Define $\cos z = \frac{e^{iz}+e^{-iz}}{2}$, $\sin z = \frac{e^{iz}-e^{-iz}}{2i}$, and similarly $\cosh z = \frac{e^{z}+e^{-z}}{2}$, $\sinh z = \frac{e^{z}-e^{-z}}{2}$. You will have trivially the derivatives of these functions. As a side remark, this eliminates the usual problem with $\lim_{x\rightarrow 0} \frac{\sin x}{x}=1$, when defining trig functions geometrically.

From the formula $e^{z+z'}=e^ze^{z'}$, you can derive most usual trigonometric formulas (except those involving $\pi$, which is yet to be defined). You will get almost the same formulas for hyperbolic trigonometry.

Notice $\cos z$ and $\sin z$ are real valued for real $z$. From series definition you know they are $C^\infty$ on $\Bbb R$, and especially, they are continuous. You have $\cos 0 = 1$ and it's easy to prove that $\cos 2<0$, thus $\cos$ has a root in $]0, 2[$. Similarly you can prove that $\sin x > 0$ in this interval, and from $\cos'=-\sin$, you know $\cos$ has only one root. Call it $\frac{\pi}{2}$ (that is, define $\pi$ to be twice the root). Then from addition formulas, it's easy to prove $\cos$ and $\sin$ are $2\pi$-periodic.

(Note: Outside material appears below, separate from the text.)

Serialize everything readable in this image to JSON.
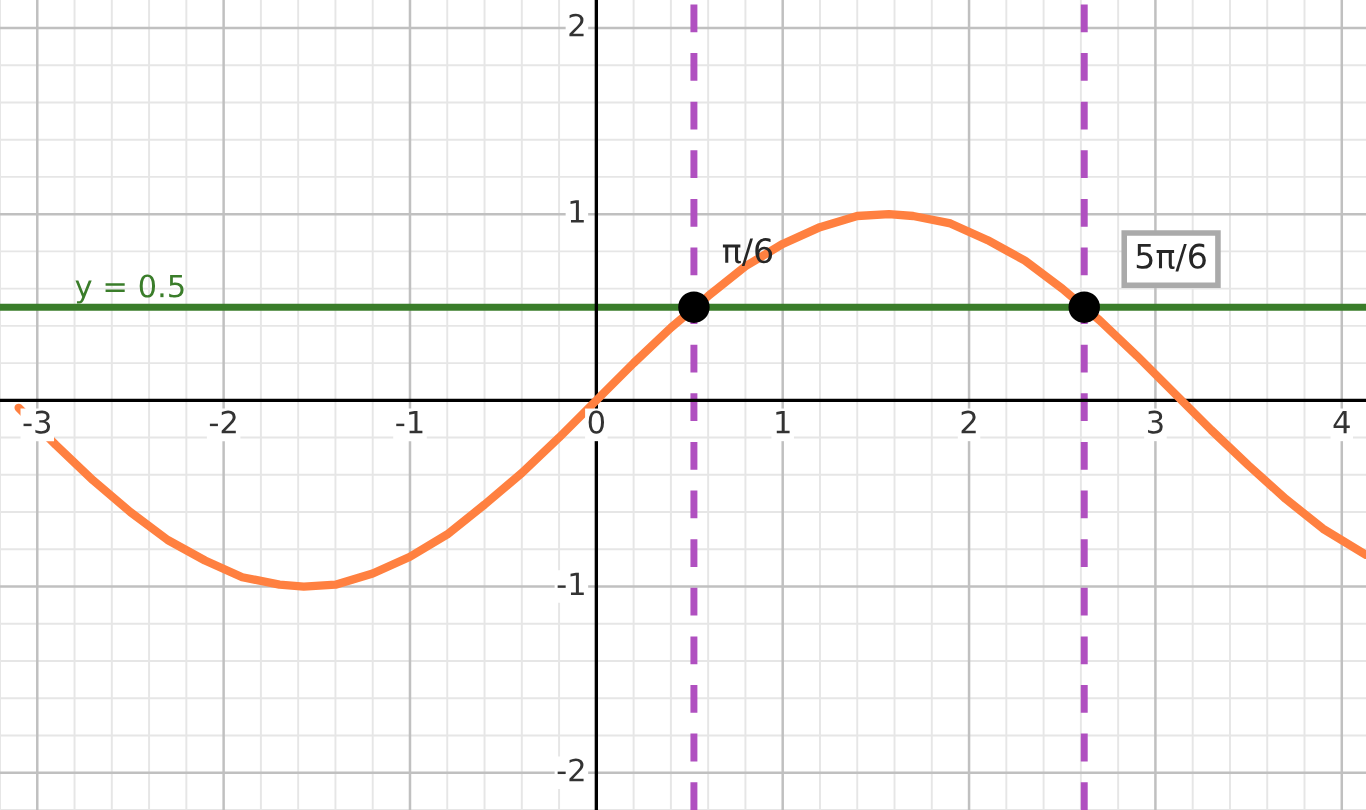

Then you are done with the main properties of these functions. If you like, you can also define $\tan x$ and all other lesser known function (secant, cosecant, cotangent), and derive formulas for $\tan (x+y)$ and alike. And define inverse trig functions (well, strictly speaking, they are inverses of restrictions of trig functions to carefully chosen intervals, so that they are bijective on them), etc.

My recollection from high school math is that for calculus, we relied on the unit-circle definition, which agrees with the classical definition of sine and cosine for angles in the range $[0, \pi/2]$ as long as you accept that the measure of the angle is the same as the length of the intercepted arc.

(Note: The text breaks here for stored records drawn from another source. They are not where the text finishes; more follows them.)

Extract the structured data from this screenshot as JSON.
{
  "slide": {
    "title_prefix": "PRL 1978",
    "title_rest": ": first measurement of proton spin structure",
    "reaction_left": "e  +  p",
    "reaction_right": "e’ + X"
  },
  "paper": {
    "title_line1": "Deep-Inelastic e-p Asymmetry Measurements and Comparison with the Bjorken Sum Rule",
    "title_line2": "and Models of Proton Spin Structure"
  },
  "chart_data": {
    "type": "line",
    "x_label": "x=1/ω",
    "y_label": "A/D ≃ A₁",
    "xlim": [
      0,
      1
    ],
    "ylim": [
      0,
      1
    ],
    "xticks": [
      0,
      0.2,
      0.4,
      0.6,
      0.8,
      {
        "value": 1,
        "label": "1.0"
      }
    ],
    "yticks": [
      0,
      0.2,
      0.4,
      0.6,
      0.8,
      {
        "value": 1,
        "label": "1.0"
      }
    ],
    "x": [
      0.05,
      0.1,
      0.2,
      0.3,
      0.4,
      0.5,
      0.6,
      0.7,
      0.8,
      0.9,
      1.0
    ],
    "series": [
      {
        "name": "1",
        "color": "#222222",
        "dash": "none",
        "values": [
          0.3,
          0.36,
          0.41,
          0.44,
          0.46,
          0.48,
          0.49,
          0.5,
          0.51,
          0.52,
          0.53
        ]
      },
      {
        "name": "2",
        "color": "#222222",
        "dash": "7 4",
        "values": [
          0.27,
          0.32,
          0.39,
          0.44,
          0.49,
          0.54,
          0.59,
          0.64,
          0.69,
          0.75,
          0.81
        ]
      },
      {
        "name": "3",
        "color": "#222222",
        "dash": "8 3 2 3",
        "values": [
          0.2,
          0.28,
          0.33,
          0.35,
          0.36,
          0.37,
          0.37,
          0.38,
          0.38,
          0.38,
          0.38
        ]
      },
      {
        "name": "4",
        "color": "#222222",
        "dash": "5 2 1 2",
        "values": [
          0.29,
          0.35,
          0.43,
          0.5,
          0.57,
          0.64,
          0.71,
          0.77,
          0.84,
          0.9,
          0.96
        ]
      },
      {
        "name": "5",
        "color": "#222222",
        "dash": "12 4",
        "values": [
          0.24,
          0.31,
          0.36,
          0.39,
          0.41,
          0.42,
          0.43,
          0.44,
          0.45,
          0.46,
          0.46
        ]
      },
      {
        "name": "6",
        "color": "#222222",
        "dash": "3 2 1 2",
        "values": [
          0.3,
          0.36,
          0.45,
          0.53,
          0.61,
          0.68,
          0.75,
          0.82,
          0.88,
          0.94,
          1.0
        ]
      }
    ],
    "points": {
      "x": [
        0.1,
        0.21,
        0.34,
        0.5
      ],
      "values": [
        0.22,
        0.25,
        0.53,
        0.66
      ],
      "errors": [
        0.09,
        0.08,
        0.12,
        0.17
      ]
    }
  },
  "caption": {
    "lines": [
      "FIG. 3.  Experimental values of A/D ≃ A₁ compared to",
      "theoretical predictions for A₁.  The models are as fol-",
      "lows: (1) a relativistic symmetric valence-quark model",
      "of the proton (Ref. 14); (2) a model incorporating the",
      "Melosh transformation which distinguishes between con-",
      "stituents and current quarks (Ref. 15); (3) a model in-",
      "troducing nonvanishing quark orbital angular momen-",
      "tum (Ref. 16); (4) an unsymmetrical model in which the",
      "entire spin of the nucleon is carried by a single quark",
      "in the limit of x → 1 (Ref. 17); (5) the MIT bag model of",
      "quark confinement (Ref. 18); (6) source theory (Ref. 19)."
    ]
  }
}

On the unit circle, traveling a distance $2\pi$ brings you back to your starting point, so you can show that if $\sin \theta = y$, then $\sin (\theta + 2n\pi) = y$ for any integer $n$. You can then show by means of congruent triangles (reflected across the $x$-axis) that $\sin(-x) = -\sin x$ for any real number $x$.

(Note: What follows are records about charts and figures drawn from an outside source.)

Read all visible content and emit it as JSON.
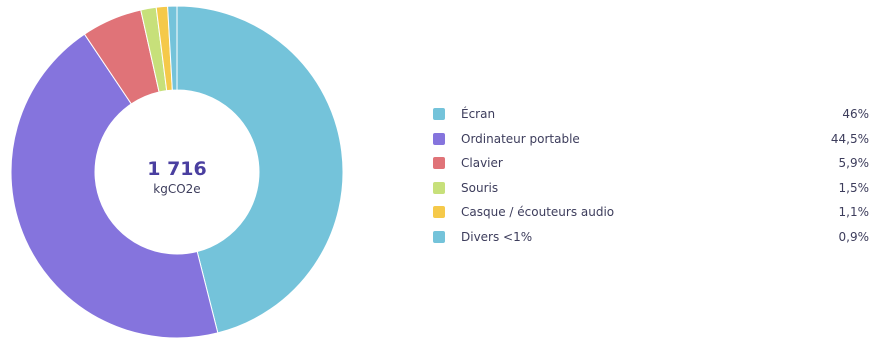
{
  "chart_data": {
    "type": "pie",
    "variant": "donut",
    "total": "1 716",
    "total_unit": "kgCO2e",
    "legend_placement": "right",
    "slices": [
      {
        "label": "Écran",
        "value": 46,
        "value_label": "46%",
        "color": "#74c3da"
      },
      {
        "label": "Ordinateur portable",
        "value": 44.5,
        "value_label": "44,5%",
        "color": "#8574dd"
      },
      {
        "label": "Clavier",
        "value": 5.9,
        "value_label": "5,9%",
        "color": "#e07378"
      },
      {
        "label": "Souris",
        "value": 1.5,
        "value_label": "1,5%",
        "color": "#c7e07a"
      },
      {
        "label": "Casque / écouteurs audio",
        "value": 1.1,
        "value_label": "1,1%",
        "color": "#f5c94a"
      },
      {
        "label": "Divers <1%",
        "value": 0.9,
        "value_label": "0,9%",
        "color": "#74c3da"
      }
    ]
  }
}
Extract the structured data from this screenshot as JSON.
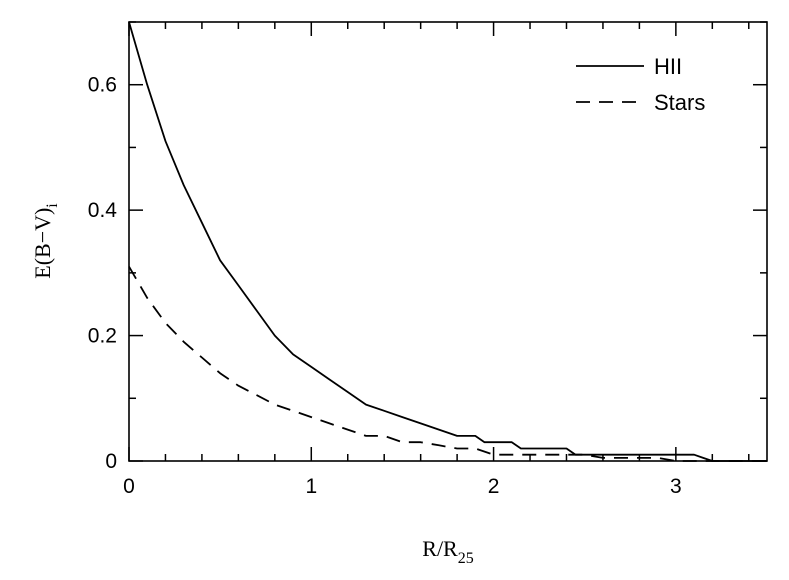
{
  "chart_data": {
    "type": "line",
    "title": "",
    "xlabel": {
      "main": "R/R",
      "sub": "25"
    },
    "ylabel": {
      "main": "E(B−V)",
      "sub": "i"
    },
    "xlim": [
      0,
      3.5
    ],
    "ylim": [
      0,
      0.7
    ],
    "xticks": [
      0,
      1,
      2,
      3
    ],
    "xtick_labels": [
      "0",
      "1",
      "2",
      "3"
    ],
    "xminor_step": 0.2,
    "yticks": [
      0,
      0.2,
      0.4,
      0.6
    ],
    "ytick_labels": [
      "0",
      "0.2",
      "0.4",
      "0.6"
    ],
    "yminor_step": 0.1,
    "grid": false,
    "legend_position": "top-right",
    "series": [
      {
        "name": "HII",
        "style": "solid",
        "color": "#000000",
        "x": [
          0,
          0.1,
          0.2,
          0.3,
          0.4,
          0.5,
          0.6,
          0.7,
          0.8,
          0.9,
          1.0,
          1.1,
          1.2,
          1.3,
          1.4,
          1.5,
          1.6,
          1.7,
          1.8,
          1.9,
          1.95,
          2.0,
          2.1,
          2.15,
          2.2,
          2.3,
          2.4,
          2.45,
          2.5,
          2.6,
          2.7,
          2.8,
          2.9,
          3.0,
          3.1,
          3.15,
          3.2,
          3.3,
          3.4,
          3.5
        ],
        "y": [
          0.7,
          0.6,
          0.51,
          0.44,
          0.38,
          0.32,
          0.28,
          0.24,
          0.2,
          0.17,
          0.15,
          0.13,
          0.11,
          0.09,
          0.08,
          0.07,
          0.06,
          0.05,
          0.04,
          0.04,
          0.03,
          0.03,
          0.03,
          0.02,
          0.02,
          0.02,
          0.02,
          0.01,
          0.01,
          0.01,
          0.01,
          0.01,
          0.01,
          0.01,
          0.01,
          0.005,
          0.0,
          0.0,
          0.0,
          0.0
        ]
      },
      {
        "name": "Stars",
        "style": "dashed",
        "color": "#000000",
        "x": [
          0,
          0.1,
          0.2,
          0.3,
          0.4,
          0.5,
          0.6,
          0.7,
          0.8,
          0.9,
          1.0,
          1.1,
          1.2,
          1.3,
          1.4,
          1.5,
          1.6,
          1.7,
          1.8,
          1.9,
          2.0,
          2.1,
          2.2,
          2.3,
          2.4,
          2.5,
          2.6,
          2.7,
          2.8,
          2.9,
          3.0,
          3.1,
          3.2,
          3.3,
          3.4,
          3.5
        ],
        "y": [
          0.31,
          0.26,
          0.22,
          0.19,
          0.165,
          0.14,
          0.12,
          0.105,
          0.09,
          0.08,
          0.07,
          0.06,
          0.05,
          0.04,
          0.04,
          0.03,
          0.03,
          0.025,
          0.02,
          0.02,
          0.01,
          0.01,
          0.01,
          0.01,
          0.01,
          0.01,
          0.005,
          0.005,
          0.005,
          0.005,
          0.0,
          0.0,
          0.0,
          0.0,
          0.0,
          0.0
        ]
      }
    ]
  }
}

So without loss of generality, in evaluating $\sin(a - b)$ we can assume that $-\pi < a - b \le \pi$. We can easily solve the cases $a - b = 0$ and $a - b = \pi$. Moreover, whenever $-\pi < a - b < 0$, we can use the fact that $\sin(a - b) = -\sin(b - a)$, so really we only need to find the formula for $\sin(a - b)$ in the case where $0 < a - b < \pi$.

Let $O$ be the center of the circle, let $A$ be the point you reach after traveling the distance $a$ counterclockwise on the circle, and let $B$ be the point reached after traveling distance $b$. Then $\triangle AOB$ is a triangle whose angle at $O$ is $a - b$. We now apply the following transformation to the $x$ and $y$ coordinates of $A$ and $B$:

\begin{eqnarray} x \rightarrow x \cos b + y \sin b, \\ y \rightarrow y \cos b - x \sin b. \end{eqnarray}

Let $A'$ and $B'$ be the points whose coordinates are produced by applying this transformation to the coordinates of $A$ and $B$, respectively. Since the coordinates of $B$ are $(\cos b, \sin b)$, we can show that the coordinates of $B'$ are $(1, 0)$. We can use the Pythagorean formula on pairs of coordinates to prove that the distance from $O = (0,0)$ to $A'$ is $1$, and that the distance from $A'$ to $B'$ equals the distance from $A$ to $B$, and now we know that the triangles $\triangle AOB$ and $\triangle A'OB'$ are congruent. Therefore the angle at $O$ in $\triangle A'OB'$ has measure $a - b$. Meanwhile, we can find that the $y$-coordinate of $A'$ is $\sin a \cos b - \cos a \sin b$. It just remains to show that $\triangle AOB$ and $\triangle A'OB'$ have the same orientation (so that $A'$ is above the $x$-axis), which you can do by applying a formula on the coordinates of the vertices of a triangle that gives the triangle's orientation (that is, the outcome is multiplied by $-1$ if you reflect the triangle), or by other knowledge of isometries. Once we know this, we have shown that

\begin{equation} \sin(a - b) = \sin a \cos b - \cos a \sin b. \end{equation}

A similar procedure works for the cosine difference formula, though in this case we don't have to show that $A'$ is above the axis:

\begin{equation} \cos(a - b) = \cos a \cos b - \sin a \sin b. \end{equation}

For $\sin(a + b)$ and $\cos(a + b)$, just substitute $-b$ for $b$ in the formulas already known.